将来の生活で重要な役目を果たす年金の算出にあたって、「報酬比例部分」の理解が必要になる。しかし、報酬比例部分の計算式は複雑であり、見かけるだけで嫌になる方もいるのではないだろうか。今回は年金の計算で避けられない報酬比例部分についてわかりやすく説明する。
目次
報酬比例部分の計算に関係する4つの基礎用語
はじめに、報酬比例部分を計算するときに知っておきたい用語から説明する。
基礎用語1.標準報酬月額
標準報酬月額とは、月々給与などの名目で受け取る報酬をその金額に応じて32の等級に分け、その属する等級に該当する金額をいう。
この報酬には、給与でいえば基本給に加えて、各種手当も含める。例えば、所得税の計算上では除外される通勤手当も、標準報酬月額の計算上では加えられる。
なお、臨時的に支払われる金額や、3ヵ月を超える期間ごとに支払われる賞与は含まれない。
基礎用語2.標準賞与額
標準賞与額は、その月に支給された賞与金額について、1,000円未満を切り捨てた金額だ。

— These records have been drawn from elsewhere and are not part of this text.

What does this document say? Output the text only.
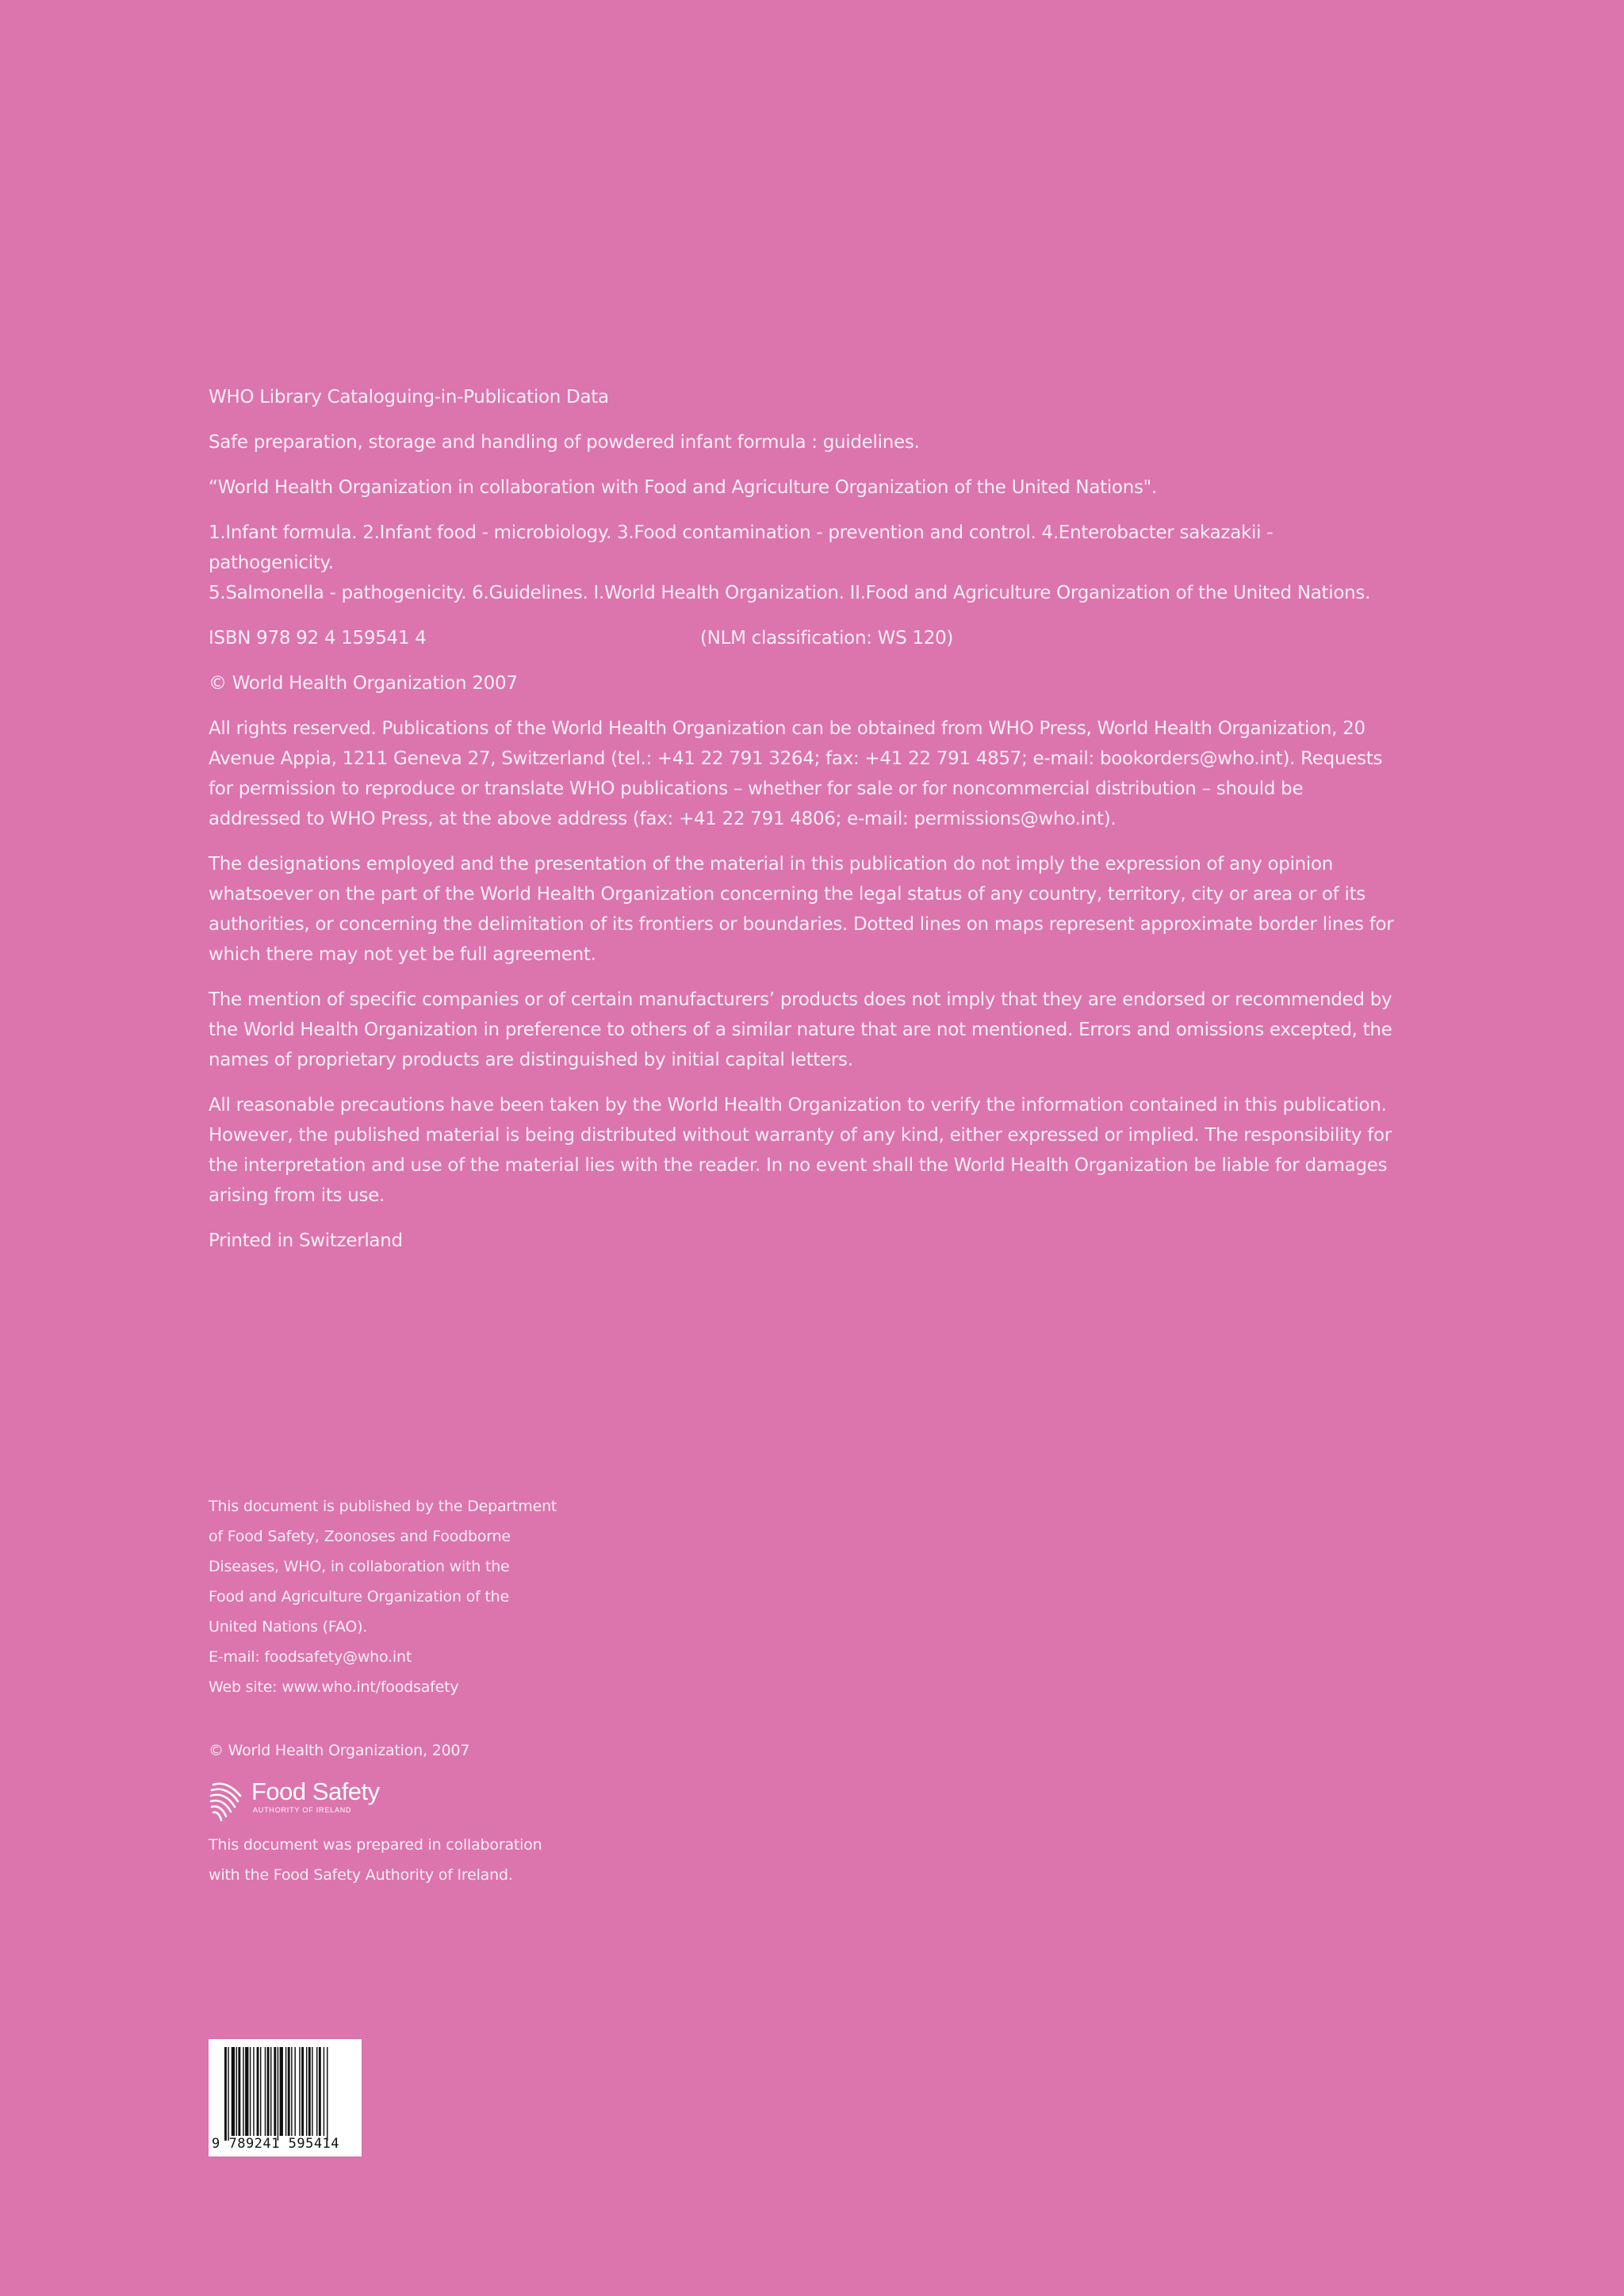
WHO Library Cataloguing-in-Publication Data

Safe preparation, storage and handling of powdered infant formula : guidelines.

“World Health Organization in collaboration with Food and Agriculture Organization of the United Nations".

1.Infant formula. 2.Infant food - microbiology. 3.Food contamination - prevention and control. 4.Enterobacter sakazakii - pathogenicity.
5.Salmonella - pathogenicity. 6.Guidelines. I.World Health Organization. II.Food and Agriculture Organization of the United Nations.

ISBN 978 92 4 159541 4	(NLM classification: WS 120)

© World Health Organization 2007

All rights reserved. Publications of the World Health Organization can be obtained from WHO Press, World Health Organization, 20 Avenue Appia, 1211 Geneva 27, Switzerland (tel.: +41 22 791 3264; fax: +41 22 791 4857; e-mail: bookorders@who.int). Requests for permission to reproduce or translate WHO publications – whether for sale or for noncommercial distribution – should be addressed to WHO Press, at the above address (fax: +41 22 791 4806; e-mail: permissions@who.int).

The designations employed and the presentation of the material in this publication do not imply the expression of any opinion whatsoever on the part of the World Health Organization concerning the legal status of any country, territory, city or area or of its authorities, or concerning the delimitation of its frontiers or boundaries. Dotted lines on maps represent approximate border lines for which there may not yet be full agreement.

The mention of specific companies or of certain manufacturers’ products does not imply that they are endorsed or recommended by the World Health Organization in preference to others of a similar nature that are not mentioned. Errors and omissions excepted, the names of proprietary products are distinguished by initial capital letters.

All reasonable precautions have been taken by the World Health Organization to verify the information contained in this publication. However, the published material is being distributed without warranty of any kind, either expressed or implied. The responsibility for the interpretation and use of the material lies with the reader. In no event shall the World Health Organization be liable for damages arising from its use.

Printed in Switzerland

This document is published by the Department
of Food Safety, Zoonoses and Foodborne
Diseases, WHO, in collaboration with the
Food and Agriculture Organization of the
United Nations (FAO).
E-mail: foodsafety@who.int
Web site: www.who.int/foodsafety
© World Health Organization, 2007
Food Safety
AUTHORITY OF IRELAND
This document was prepared in collaboration
with the Food Safety Authority of Ireland.
9 789241 595414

ここでいう賞与とは、名称を問わず労働の対価として受け取る金銭のうち、3ヵ月を超える期間ごとに受け取る金銭である。なお、標準賞与額には上限があり、150万円である。
基礎用語3.平均標準報酬月額
平均標準報酬月額とは、被保険者期間(平成15年3月まで)の標準報酬月額の総額を、被保険者期間(平成15年3月まで)の月数で除して求められる金額をさす。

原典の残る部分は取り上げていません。